19 Dec Diets and Food to Keep Your Skin Clear
While there is no magic cure-all for acne — at least not yet — there are ways to keep your skin clear and vibrant. The dermatologist can certainly help calm flareups and angry cysts with medication and light therapy, but there’s something you can do, too: change up your diet.
Look into the low glycemic load diet.
A low glycemic load diet — in other words, a diet that doesn’t cause your blood sugar levels to rise — has been linked in some studies to fewer pimples. A low glycemic load diet doesn’t mean just cutting out sugar — it means eating better carbohydrates, as carbs are broken down into sugars when digested. White bread and rice, potatoes, bagels, cake, pasta and cookies all have high glycemic loads. Replace any “white” version of food with its healthier whole-wheat counterpart, such as whole-wheat bread, rye bread and brown rice.
Reduce dairy consumption.
Certain studies have shown a correlation between dairy intake and acne, specifically milk. Like chocolate, there has been no definitive proof that consuming dairy causes acne, but the correlation may be enough to convince you to cut out the milk. Some of the studies cite the hormones in the milk being a factor in acne, not the fat, so switching from whole milk to skim won’t make much of a difference. If you’re a dairy lover still suffering from acne, it may be worth it to cut out or, to start, reduce your intake of instant breakfast drinks, cottage cheese, cream cheese and other milk products.
Eat the colors.
Eating your fruit and vegetables won’t just make you grow healthy and strong — it will help keep your skin clear. It may seem like an obvious suggestion to eat more of these food groups, but eating the right ones can do wonders for your skin.

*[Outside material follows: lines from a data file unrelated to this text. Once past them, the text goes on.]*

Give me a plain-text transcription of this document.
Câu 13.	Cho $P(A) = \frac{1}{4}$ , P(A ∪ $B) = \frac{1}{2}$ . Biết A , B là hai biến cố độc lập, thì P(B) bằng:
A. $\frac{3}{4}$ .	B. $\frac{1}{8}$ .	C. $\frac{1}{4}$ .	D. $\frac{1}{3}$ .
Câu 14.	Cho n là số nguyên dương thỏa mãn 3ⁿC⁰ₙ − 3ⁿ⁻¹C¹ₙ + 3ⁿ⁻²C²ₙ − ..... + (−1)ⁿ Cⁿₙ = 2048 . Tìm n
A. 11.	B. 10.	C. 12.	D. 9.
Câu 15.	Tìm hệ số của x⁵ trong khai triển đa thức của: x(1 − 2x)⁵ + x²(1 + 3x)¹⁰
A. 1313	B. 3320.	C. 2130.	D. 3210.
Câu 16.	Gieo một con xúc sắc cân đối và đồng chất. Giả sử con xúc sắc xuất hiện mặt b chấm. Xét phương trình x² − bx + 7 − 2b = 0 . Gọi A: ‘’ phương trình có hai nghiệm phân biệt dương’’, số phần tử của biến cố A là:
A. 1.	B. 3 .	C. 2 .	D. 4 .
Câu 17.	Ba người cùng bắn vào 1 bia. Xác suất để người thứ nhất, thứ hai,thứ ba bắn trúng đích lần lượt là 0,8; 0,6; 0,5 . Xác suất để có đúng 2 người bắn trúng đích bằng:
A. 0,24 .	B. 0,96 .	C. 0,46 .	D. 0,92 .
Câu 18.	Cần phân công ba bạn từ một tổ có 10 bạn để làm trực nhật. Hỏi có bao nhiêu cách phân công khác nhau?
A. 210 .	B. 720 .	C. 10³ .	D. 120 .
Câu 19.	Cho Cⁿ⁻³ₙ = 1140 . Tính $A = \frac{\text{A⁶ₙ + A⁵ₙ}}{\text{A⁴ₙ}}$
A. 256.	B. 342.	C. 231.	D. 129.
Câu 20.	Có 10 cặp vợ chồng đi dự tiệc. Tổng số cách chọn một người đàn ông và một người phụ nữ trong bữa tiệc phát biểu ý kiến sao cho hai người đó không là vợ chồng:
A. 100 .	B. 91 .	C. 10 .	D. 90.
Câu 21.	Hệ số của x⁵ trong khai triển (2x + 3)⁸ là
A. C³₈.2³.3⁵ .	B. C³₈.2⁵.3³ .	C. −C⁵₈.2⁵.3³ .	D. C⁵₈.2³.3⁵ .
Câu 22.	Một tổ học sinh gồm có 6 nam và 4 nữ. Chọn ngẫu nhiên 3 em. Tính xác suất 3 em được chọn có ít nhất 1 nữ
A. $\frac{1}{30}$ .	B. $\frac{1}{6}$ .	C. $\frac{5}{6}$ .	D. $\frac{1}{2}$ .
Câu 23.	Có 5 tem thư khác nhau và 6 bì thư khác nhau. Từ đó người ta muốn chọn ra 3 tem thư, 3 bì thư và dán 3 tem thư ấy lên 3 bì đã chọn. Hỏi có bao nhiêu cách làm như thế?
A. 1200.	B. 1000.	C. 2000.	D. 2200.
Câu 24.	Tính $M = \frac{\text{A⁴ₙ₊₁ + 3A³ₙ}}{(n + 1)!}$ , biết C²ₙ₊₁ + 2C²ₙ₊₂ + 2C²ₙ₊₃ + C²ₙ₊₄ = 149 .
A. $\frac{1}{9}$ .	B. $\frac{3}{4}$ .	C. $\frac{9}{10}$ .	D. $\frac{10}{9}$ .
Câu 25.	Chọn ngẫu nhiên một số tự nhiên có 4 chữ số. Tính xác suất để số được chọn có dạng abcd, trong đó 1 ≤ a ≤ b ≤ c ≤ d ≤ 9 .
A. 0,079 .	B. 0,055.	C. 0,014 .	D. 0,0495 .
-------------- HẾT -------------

To figure out which fruits and vegetables will help the most, look to their colors: many red fruits and vegetables contain lycopene, an antioxidant that can help protect against sun damage, while orange-colored foods such as carrots contain beta-carotene, which converts into vitamin A in the body and helps keep skin smooth and healthy. Dark green vegetables such as kale and arugula can help prevent collagen from weakening with age — and they are far better for you than their lighter counterparts such as iceberg lettuce. The deeper the color, the more nutrients they have.
Drink more water.
The easiest change to make to your diet is simply increasing the amount of water you drink. Staying hydrated may not get rid of your acne, but it can ward off dehydration, which can make your skin tight and flaky. The regimen of “eight glasses of water a day!” isn’t backed up by any scientific proof, but it does at least encourage people to drink more water instead of sugar-rich drinks such as soft drinks and juice.
It’s a long-held belief that certain foods such as chocolate cause acne, but there’s little evidence that points to clear causation. However, some studies have linked certain diets to fewer pimples and clearer skin, making it worthwhile to look closely at your diet not just for your overall health, but the health of your skin.